再びその者が目覚めた時、世界は一変していた。
燦々と降り注ぐ明るい日差し。雪と氷はすっかり消え去り、代わって色鮮やかな緑が生い茂っていた。
そして巨大な生物が地上を跋扈していた。否、その巨大な生物に踏み潰されそうな小生物も、たくさん生きている。
なんと生命力に溢れた世界か。
真っ白な世界ばかりがあった頃とはまるで違う世界。
果てしなく続いた雪と氷の世界も、いつかは終わる。
常に生き続け、停滞することなく循環していく。
その者はこの世界が気に入った。この世界を見守っていこう。
その者は決めた。


常に変化し続ける世界は、巨大な生物が跋扈するのを、永遠に許すことはしなかった。
徐々に終焉を迎える巨大な生物たち。
そこへ追い討ちを掛けるように降ってきた巨大隕石。
その衝突の衝撃に世界は揺れ、再び世界は暗く閉ざされた。
このままでは、せっかく芽吹いた生き物たちが生き絶えてしまう。
それまで世界を見守るだけだったその者は、少しだけ力を貸すことにした。
しかし、その結果を見届けることなく、その者は再び眠りについた。


三度その者が目覚めた時、世界はまたも変化していた。
あれほど我が物顔で跋扈していた巨大な生物は完全に姿を消し、見たことのない二足歩行の生物が、緑多き世界に存在していたのだ。

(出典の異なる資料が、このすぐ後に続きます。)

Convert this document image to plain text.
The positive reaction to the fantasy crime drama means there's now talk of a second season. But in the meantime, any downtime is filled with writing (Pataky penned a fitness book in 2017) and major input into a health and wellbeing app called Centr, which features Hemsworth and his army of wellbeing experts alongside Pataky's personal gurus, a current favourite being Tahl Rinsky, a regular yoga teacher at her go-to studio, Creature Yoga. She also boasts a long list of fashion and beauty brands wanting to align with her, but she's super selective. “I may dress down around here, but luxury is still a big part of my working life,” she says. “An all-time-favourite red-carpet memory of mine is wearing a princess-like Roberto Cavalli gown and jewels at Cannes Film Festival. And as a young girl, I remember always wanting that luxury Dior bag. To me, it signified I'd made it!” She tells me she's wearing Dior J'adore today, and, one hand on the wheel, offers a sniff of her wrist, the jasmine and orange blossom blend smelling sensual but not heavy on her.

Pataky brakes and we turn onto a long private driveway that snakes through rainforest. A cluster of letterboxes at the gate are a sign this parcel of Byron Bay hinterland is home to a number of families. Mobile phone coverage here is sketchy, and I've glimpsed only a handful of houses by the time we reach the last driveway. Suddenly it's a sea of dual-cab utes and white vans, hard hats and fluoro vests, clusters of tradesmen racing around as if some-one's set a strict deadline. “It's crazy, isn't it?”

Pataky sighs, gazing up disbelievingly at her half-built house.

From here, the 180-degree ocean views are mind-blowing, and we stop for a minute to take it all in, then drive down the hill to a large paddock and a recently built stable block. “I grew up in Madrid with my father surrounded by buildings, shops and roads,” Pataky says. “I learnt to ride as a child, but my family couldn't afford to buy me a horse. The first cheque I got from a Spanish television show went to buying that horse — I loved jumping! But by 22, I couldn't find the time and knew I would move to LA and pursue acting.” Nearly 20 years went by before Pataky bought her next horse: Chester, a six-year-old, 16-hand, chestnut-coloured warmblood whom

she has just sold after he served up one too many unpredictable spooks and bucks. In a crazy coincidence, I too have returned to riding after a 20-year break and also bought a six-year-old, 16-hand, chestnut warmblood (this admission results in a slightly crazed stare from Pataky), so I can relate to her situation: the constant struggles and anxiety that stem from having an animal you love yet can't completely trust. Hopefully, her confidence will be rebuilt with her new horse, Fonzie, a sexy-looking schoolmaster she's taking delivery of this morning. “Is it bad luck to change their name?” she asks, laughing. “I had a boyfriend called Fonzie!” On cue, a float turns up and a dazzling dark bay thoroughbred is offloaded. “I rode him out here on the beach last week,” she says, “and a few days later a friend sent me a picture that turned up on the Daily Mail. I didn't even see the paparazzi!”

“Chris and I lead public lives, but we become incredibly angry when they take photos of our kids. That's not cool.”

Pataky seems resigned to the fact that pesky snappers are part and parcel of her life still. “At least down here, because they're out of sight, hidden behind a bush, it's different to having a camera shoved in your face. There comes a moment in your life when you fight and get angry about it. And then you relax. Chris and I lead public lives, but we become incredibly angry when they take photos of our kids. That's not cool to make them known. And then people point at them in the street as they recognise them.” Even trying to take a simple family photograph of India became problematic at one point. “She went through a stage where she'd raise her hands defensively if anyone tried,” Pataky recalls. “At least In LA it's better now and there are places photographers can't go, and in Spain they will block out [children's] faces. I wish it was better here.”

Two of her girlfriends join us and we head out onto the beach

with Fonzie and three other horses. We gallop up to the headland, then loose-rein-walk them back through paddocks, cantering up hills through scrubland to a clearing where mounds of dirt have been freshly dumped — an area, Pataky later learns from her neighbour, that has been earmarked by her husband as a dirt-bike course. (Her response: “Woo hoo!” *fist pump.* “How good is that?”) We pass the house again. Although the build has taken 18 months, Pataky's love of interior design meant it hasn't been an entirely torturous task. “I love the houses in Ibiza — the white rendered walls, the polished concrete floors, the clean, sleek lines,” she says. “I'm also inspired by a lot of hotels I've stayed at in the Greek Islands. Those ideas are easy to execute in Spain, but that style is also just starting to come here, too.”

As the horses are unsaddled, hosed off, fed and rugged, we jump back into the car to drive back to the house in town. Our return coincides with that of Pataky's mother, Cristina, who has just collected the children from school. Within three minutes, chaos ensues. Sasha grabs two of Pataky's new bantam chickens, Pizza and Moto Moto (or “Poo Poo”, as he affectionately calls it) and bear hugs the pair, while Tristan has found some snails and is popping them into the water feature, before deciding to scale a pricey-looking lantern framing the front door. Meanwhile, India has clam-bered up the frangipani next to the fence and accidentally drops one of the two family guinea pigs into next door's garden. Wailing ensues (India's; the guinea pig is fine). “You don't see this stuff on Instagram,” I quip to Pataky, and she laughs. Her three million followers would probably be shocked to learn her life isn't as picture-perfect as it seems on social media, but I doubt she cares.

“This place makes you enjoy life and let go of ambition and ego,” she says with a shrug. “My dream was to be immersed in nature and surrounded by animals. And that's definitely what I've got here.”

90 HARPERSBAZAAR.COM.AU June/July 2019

その生物たちは次第に数を増やしていき、種類を増やしていき、その者が見たことのない生態を作り出していく。
それまで世界にはなかった物を、自ら作り出していき、使いこなす。
ただ声帯を鳴らすだけの音ではない、意思を持った音を口から繰り出していく。
創造し破壊しながら進化していくその生物。
それは先の時代の終わりに彼がほんの少し力を貸した、その結果の顕現でもあった。
それまでの生物たちにはなかった感情を発達させ、独自の変化を遂げていくその生物に、その者は大いに興味を持った。
そしてこの世界を見守り始めてから初めて、その者は生物の姿を模して世界に降り立った。
ヒューマン。人間。
その者は……彼は、そう名付けた生物の営みに、やがて溶け込んでいった。